Energiekrise auf Kuba verschärft sich: Russische Airlines stoppen Flüge komplett
Die Energiekrise auf Kuba erreicht einen neuen dramatischen Höhepunkt. Nachdem bereits zahlreiche internationale Fluggesellschaften ihre Verbindungen zu der sozialistischen Karibikinsel eingeschränkt oder ausgesetzt hatten, ziehen nun auch russische Airlines Konsequenzen aus dem akuten Treibstoffmangel. Die Airlines Rossiya und Nordwind haben ihre regulären Flüge nach Kuba vollständig eingestellt, wie sie in offiziellen Mitteilungen bekanntgaben.
Russische Touristenströme versiegen
Lediglich Rückflüge für bereits auf Kuba befindliche russische Urlauber werden noch durchgeführt. Diese Entwicklung trifft den kubanischen Tourismussektor besonders hart, da russische Besucher mit über 130.000 Reisenden im Jahr 2025 nach Kanadiern und im Ausland lebenden Kubanern die drittgrößte Besuchergruppe auf der Insel darstellten. Das russische Verkehrsministerium und die Flugaufsichtsbehörde stehen laut der staatlichen Nachrichtenagentur Tass in Kontakt mit kubanischen Behörden, um alternative Möglichkeiten für eine Wiederaufnahme des Flugverkehrs zu finden.

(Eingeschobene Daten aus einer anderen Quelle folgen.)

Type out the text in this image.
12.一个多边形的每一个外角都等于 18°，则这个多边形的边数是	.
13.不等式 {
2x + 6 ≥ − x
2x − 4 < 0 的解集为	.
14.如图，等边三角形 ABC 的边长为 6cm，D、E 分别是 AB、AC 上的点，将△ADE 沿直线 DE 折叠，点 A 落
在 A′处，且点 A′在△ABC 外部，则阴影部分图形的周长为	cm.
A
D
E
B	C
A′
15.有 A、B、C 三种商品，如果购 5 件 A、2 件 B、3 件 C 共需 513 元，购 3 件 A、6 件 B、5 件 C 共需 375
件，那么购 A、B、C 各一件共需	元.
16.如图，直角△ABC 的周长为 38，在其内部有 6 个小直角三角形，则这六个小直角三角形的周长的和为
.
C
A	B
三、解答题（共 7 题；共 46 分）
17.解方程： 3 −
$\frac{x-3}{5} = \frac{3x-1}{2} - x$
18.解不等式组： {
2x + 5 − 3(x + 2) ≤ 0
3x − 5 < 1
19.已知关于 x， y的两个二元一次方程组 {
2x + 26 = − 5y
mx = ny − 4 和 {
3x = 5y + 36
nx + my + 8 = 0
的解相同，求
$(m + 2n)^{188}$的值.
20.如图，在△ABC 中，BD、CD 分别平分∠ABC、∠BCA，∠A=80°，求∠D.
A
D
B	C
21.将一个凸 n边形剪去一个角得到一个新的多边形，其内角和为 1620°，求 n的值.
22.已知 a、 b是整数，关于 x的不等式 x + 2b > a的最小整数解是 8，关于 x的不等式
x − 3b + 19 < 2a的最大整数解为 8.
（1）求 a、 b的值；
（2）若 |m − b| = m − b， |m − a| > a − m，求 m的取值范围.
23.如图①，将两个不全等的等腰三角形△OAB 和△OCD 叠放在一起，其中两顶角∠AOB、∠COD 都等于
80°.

Historische Krise mit multiplen Ursachen
Die aktuelle Energiekrise hat tiefe historische Wurzeln und wird durch mehrere Faktoren verschärft:
- Das seit 1959 angespannte Verhältnis zwischen Washington und Havanna
- Das US-Ölembargo, das die Wirtschaftskrise im sozialistischen Karibikstaat verschärft
- Die jüngsten Maßnahmen der Trump-Administration, die eine vollständige Blockade für sanktionierte Öltanker mit Lieferungen aus Venezuela anordnete
- Die Drohung mit Zöllen gegen Kubas Öllieferanten
Seit mehr als einem Monat erhält Kuba keine Öllieferungen mehr aus dem Ausland, was zu einem akuten Treibstoffmangel geführt hat. Die Insel kann nur etwa ein Drittel ihres Gesamtbedarfs an Treibstoff selbst produzieren, was die Abhängigkeit von Importen deutlich macht.
Drastische Sparmaßnahmen der kubanischen Regierung
Angesichts der eskalierenden Situation hat die kubanische Regierung umfangreiche Sparmaßnahmen beschlossen, die das tägliche Leben der Bevölkerung massiv beeinträchtigen:
- Reduzierung des öffentlichen Nahverkehrs: Busse und Züge fahren deutlich seltener
- Einführung einer Vier-Tage-Woche in der öffentlichen Verwaltung
- Starke Einschränkungen im Schul- und Universitätsunterricht
- Schließung einiger Hotels
- Stundenlange tägliche Stromausfälle, die seit Jahren anhalten
Die kubanische Regierung geht davon aus, dass Flugzeuge mindestens einen Monat lang nicht auf der Insel tanken können, was den Luftverkehr weiter einschränken wird. Moskau, einer der engsten Verbündeten Kubas, sucht gemeinsam mit Havanna nach Lösungen, um im Interesse der Bürger beider Länder den Flugverkehr wieder aufnehmen zu können.
Die wirtschaftliche Krise auf Kuba mit ihrer charakteristischen Mangelwirtschaft und den stundenlangen Stromausfällen hat durch die jüngsten Entwicklungen eine neue Dimension erreicht, die sowohl Einwohner als auch Touristen hart trifft.